SFSNet: An Inherent Feature Segmentation Method for Ground Testing of Spacecraft

Abstract

In the final approach stage of rendezvous and docking of a spacecraft, the pose parameters of the target spacecraft need to meet docking or berthing capture conditions. Visible light visual measurement systems are increasingly employed in spacecraft ground tests to extract the geometric features of spacecraft to calculate and verify the accuracy of pose parameters. Most current feature-segmentation algorithms are unable to break through the scale transformation problem of spacecraft movement and the noise interference of multi-layer insulation materials in imaging. To overcome these challenges, we propose a novel feature segmentation algorithm based on the framework of deep convolutional neural networks. Firstly, a full convolution model of the encoding-decoding structure is constructed based on data for the ground test. A feature concatenation module is applied and combined with a network backbone to improve the segmentation performance.
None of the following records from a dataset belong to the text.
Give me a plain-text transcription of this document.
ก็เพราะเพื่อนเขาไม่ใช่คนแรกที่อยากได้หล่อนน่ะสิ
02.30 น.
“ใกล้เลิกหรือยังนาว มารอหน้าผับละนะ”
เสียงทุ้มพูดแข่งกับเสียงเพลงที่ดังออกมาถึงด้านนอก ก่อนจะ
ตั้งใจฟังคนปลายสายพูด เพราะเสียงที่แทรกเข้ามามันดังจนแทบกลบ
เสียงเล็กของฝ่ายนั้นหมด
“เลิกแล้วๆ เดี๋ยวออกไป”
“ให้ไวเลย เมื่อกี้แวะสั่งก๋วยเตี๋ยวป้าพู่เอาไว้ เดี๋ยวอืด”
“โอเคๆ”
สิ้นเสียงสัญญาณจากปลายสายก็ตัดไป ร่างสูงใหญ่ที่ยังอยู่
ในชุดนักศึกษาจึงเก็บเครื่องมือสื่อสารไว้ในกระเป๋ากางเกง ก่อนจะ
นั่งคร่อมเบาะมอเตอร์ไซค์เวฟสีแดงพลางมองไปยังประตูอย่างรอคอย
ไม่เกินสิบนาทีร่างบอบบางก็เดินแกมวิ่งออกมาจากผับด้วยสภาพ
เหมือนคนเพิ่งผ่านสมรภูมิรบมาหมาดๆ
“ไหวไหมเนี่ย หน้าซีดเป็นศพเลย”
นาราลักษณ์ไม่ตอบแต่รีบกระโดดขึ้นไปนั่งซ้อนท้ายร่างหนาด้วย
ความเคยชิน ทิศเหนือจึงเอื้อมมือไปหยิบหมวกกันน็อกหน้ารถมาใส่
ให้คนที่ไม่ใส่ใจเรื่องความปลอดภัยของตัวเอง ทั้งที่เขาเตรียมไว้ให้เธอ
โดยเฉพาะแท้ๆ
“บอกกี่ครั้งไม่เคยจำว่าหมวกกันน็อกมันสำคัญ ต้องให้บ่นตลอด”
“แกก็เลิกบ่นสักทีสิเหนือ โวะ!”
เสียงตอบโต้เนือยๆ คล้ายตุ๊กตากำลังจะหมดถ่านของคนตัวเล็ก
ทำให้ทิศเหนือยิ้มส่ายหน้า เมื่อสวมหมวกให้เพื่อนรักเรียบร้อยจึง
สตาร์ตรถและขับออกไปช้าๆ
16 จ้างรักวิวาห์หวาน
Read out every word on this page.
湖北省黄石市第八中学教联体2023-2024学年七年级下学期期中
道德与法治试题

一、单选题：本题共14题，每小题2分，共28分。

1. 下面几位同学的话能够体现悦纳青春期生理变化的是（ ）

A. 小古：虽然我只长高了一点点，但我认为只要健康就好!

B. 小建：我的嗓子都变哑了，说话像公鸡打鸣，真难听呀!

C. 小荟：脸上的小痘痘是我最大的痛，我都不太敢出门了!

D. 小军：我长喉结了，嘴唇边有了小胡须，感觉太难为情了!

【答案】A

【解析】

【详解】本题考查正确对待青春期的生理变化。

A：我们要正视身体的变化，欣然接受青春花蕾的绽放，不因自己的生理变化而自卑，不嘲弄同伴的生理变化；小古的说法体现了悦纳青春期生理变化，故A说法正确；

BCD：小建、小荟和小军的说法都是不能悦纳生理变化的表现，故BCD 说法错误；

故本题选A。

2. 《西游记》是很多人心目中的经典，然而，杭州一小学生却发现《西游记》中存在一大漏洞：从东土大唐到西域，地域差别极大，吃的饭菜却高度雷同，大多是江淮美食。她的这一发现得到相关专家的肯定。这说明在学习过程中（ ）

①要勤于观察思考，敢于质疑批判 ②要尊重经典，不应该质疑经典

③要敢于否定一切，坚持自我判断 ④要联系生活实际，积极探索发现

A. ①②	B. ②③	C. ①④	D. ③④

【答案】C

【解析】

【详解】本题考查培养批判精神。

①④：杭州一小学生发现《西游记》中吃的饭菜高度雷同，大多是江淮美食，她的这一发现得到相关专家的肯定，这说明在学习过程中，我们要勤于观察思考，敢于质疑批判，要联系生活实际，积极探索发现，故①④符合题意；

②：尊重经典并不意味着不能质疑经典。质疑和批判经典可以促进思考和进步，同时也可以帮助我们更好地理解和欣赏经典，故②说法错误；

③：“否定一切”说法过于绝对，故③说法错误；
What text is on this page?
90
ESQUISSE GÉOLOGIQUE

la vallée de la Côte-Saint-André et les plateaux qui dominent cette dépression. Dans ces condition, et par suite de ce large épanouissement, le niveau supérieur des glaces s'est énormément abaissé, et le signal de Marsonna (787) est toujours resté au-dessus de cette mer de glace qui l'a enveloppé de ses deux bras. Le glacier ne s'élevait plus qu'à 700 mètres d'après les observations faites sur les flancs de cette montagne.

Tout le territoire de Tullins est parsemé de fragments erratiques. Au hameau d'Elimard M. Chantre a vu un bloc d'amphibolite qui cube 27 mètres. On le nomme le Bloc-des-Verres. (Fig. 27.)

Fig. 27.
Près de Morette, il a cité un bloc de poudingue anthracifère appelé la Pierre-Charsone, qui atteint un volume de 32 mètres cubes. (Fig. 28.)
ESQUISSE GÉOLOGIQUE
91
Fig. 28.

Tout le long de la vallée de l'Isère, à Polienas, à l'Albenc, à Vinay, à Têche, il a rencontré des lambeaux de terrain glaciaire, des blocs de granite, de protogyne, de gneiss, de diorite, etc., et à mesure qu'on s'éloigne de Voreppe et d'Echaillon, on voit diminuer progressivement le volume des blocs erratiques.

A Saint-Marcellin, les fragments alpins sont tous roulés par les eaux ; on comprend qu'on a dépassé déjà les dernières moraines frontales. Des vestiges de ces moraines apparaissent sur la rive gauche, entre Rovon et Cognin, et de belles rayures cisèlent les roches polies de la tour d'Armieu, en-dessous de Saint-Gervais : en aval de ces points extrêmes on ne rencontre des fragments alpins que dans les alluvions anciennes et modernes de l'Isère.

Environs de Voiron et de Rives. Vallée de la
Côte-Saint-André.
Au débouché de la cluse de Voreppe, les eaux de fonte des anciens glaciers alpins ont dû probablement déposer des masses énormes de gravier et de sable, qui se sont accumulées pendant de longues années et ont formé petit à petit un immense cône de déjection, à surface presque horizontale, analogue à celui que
Then, a comprehensive loss function is presented and optimized by the pose characteristics of the spacecraft in the approach phase. Furthermore, a specific spacecraft simulation dataset to train and test our segmentation model is built through data augmentation. The experimental results verify that the proposed method achieves accurate segmentation of spacecraft of different scales, suppresses the interference caused by multilayer insulation material, and has strong robustness against motion ambiguity. The pixel accuracy of our proposed method reaches 96.5%, and the mean intersection over union is 93.0%.